Annoncé depuis une bonne dizaine d'années, retardé pour cause de divergences artistiques entre les producteurs et le groupe "Queen" lui-même, le fameux biopic sur Freddie Mercury, leader et chanteur mythique du fameux quatuor anglais, voit enfin le jour après une bonne grosse série de galère en tous genres : remplacement de Bryan Singer à la réalisation par Dexter Fletcher pour cause de désinvolture et de mésentente avec l'acteur principal, désistement de Sacha Baron Cohen (au départ fortement pressenti pour jouer Mercury) au profil du plus jeune Rami Malek (découvert dans la série "Mr Robot"), retards de tournage, et on en passe et des meilleurs.


Bref, venons-en maintenant au film en lui-même qui, depuis sa sortie, n'en finit pas de diviser avec, d'une part, une critique presse assez rude et, d'autre part, un assez bon accueil public.
De manière générale, il y a à la fois à boire et à manger dans ce biopic (trop) passionné sur Freddie Mercury. Sur ce point-là, à ceux qui n'auraient pas encore vu le film (ce n'est pas un SPOILER, rassurez-vous), "Bohemian Rhapsody" est très clairement un film SUR Mercury et non pas SUR "Queen". Cela se traduit d'ailleurs à l'écran par le fait que les quelques coups de grâce du groupe, telle que la naissance du fameux morceau "Bohemian Rhapsody", soient trop vite expédiés et assez peu développés; le film choisissant de se focaliser quasi exclusivement sur la personnalité complexe et torturé de son chanteur/leader.
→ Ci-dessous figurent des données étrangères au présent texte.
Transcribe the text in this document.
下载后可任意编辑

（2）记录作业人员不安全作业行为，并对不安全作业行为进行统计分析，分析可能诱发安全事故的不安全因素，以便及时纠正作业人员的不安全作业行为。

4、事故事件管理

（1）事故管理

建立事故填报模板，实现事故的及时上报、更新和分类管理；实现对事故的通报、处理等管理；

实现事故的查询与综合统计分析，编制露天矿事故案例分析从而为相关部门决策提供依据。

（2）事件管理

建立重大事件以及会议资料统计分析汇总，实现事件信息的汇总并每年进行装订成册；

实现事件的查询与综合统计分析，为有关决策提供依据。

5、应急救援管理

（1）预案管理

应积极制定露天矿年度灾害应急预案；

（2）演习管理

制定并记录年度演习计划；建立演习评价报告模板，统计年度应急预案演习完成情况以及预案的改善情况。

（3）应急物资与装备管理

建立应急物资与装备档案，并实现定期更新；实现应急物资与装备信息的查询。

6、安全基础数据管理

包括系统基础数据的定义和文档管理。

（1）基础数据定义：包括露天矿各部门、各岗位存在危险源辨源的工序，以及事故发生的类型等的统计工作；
Sur ce plan-là aussi, à force de jouer la carte de la fascination absolue (nombreux "gros plans" et "plans rapprochés" sur le visage, ou sur le corps entier, de face ou de dos, de Mercury), le film finit par se perdre un peu et à en oublier toute forme d'objectivité. Alors oui, c'était un génie talentueux, un homme très charismatique qui a réussit s'imposer malgré les obstacles et qui savait se défendre, mais c'était aussi visiblement quelqu'un d'assez ambigu, parfois très condescendant, voir même franchement détestable envers ses proches et collègues et à l'ego fortement dominant. Malgré ce qui a été reproché par la critique, le film s'attarde (de façon minime mais visible quand même) sur ces quelques soucis, y compris sur ses problèmes de drogue et de boisson.
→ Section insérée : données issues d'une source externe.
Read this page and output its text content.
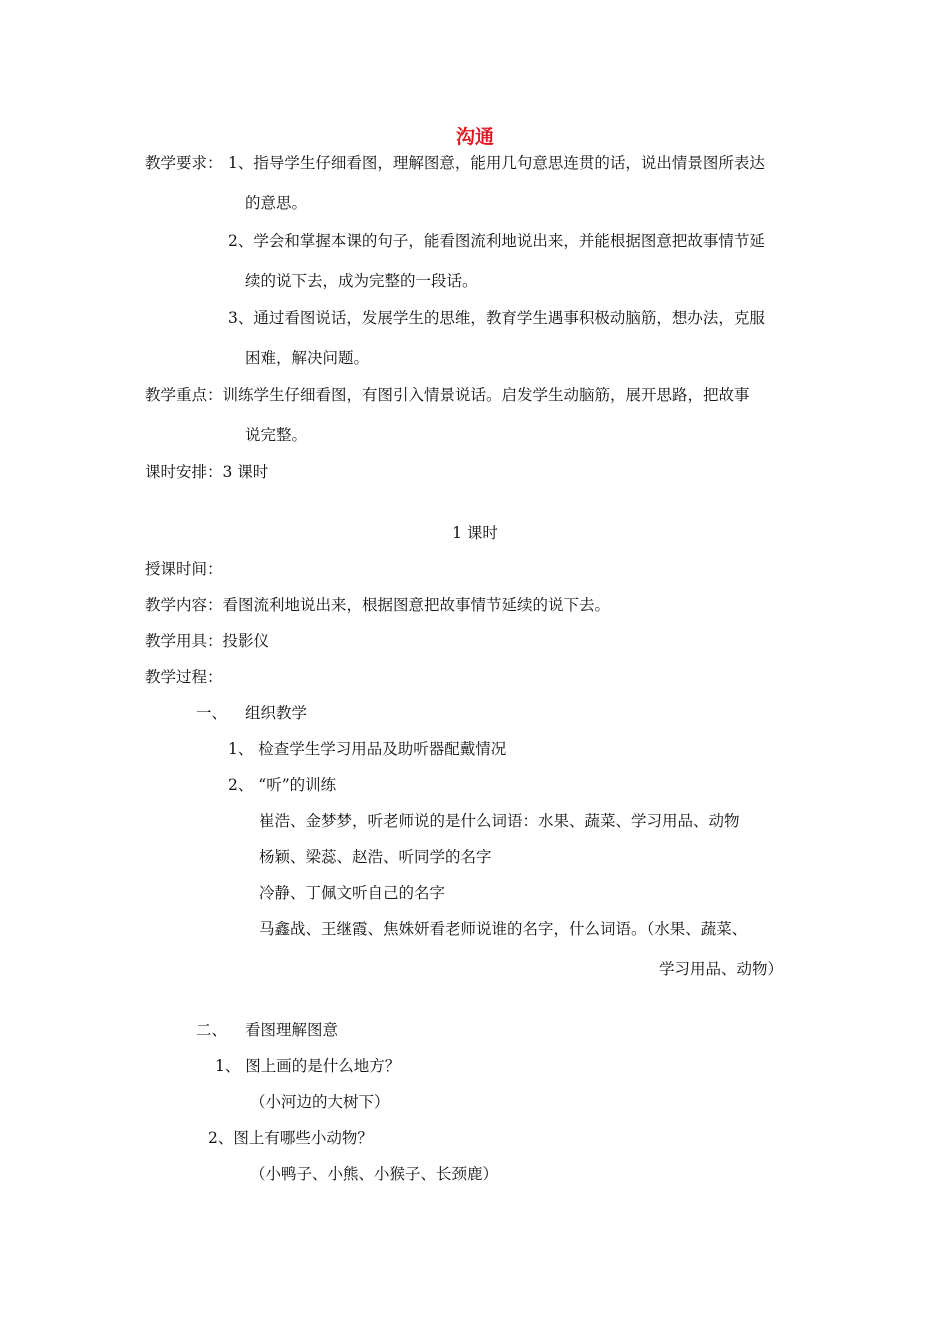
沟通
教学要求： 1、指导学生仔细看图，理解图意，能用几句意思连贯的话，说出情景图所表达
的意思。
2、学会和掌握本课的句子，能看图流利地说出来，并能根据图意把故事情节延
续的说下去，成为完整的一段话。
3、通过看图说话，发展学生的思维，教育学生遇事积极动脑筋，想办法，克服
困难，解决问题。
教学重点：训练学生仔细看图，有图引入情景说话。启发学生动脑筋，展开思路，把故事
说完整。
课时安排：3 课时
1 课时
授课时间：
教学内容：看图流利地说出来，根据图意把故事情节延续的说下去。
教学用具：投影仪
教学过程：
一、 组织教学
1、 检查学生学习用品及助听器配戴情况
2、 “听”的训练
崔浩、金梦梦，听老师说的是什么词语：水果、蔬菜、学习用品、动物
杨颖、梁蕊、赵浩、听同学的名字
冷静、丁佩文听自己的名字
马鑫战、王继霞、焦姝妍看老师说谁的名字，什么词语。（水果、蔬菜、
学习用品、动物）
二、 看图理解图意
1、 图上画的是什么地方？
（小河边的大树下）
2、图上有哪些小动物？
（小鸭子、小熊、小猴子、长颈鹿）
D'un autre côté, le fait que ce biopic se focalise essentiellement sur le talent et le génie de son héros n'est pas non plus un mal en soi dans la mesure où, il faut bien le dire, les quelques grands moments de sa vie qui nous sont donnés à voir à l'écran sont fascinants. A commencer, évidemment, par le fameux concert "Live Aid" organisé en 1985 pour venir en aide financièrement à l'Ethiopie (événement auquel ont participé de nombreux artistes mythiques tels que David Bowie, Elton John, Madonna, Mick Jagger, Paul McCartney et, évidemment, "Queen"), très grand moment de cinéma s'il en est. Etalé sur 20 minutes, clôturant le film en beauté, le "Live Aid" nous donne à voir toute l'énergie retrouvée d'un Freddie Mercury plus apaisé, sortit de ses démons. Optant pour de longs et beaux "pano-travellings" ayant pour but de bien symboliser le profond attachement entre le chanteur et son public, des "plans serrés" sur Mercury occupé à donner le meilleur de lui -même (chanter, danser sur scène) ou encore des "plans larges" dévoilant la foule en délire, la mise en scène du "Live Aid" est un pur moment de magie. On pourrait même dire que c'est à partir de là que le film trouve vraiment son envol.


A mentionner également, la très belle interprétation de Rami Malek, dans le rôle-phare de Freddie Mercury. Littéralement habité par son personnage, capable de passer de l'énergie la plus folle à la déprime la plus noire, le comédien retranscrit de manière très juste, en étant sobre et naturelle, tous les états d'âme de chanteur, le rendant tour à tour fascinant et infecte. Quant à savoir si cette prestation le mènera tout droit aux prochains Oscar, ça, c'est une autre histoire.
Outre Rami Malek, on peut aussi citer le revenant Mike Myers, dont les quelques brèves apparition dans la peau du producteur Ray Foster, viennent nous rappeler le goût et le talent de l'acteur à jouer des personnages exubérants.


Au final, si "Bohemian Rhapsody" s'avère être un film plutôt inégal (étapes de la vie du chanteur un peu trop survolées, trop forte tendance à le magnifier), il n'en reste pas moins intéressant de par son transcendant et magnifique final de 20 minutes, la fabuleuse interprétation de Rami Malek et par le plaisir communicatif que l'on prend à réécouter les quelques grands classiques de ce groupe mythique qu'était "Queen".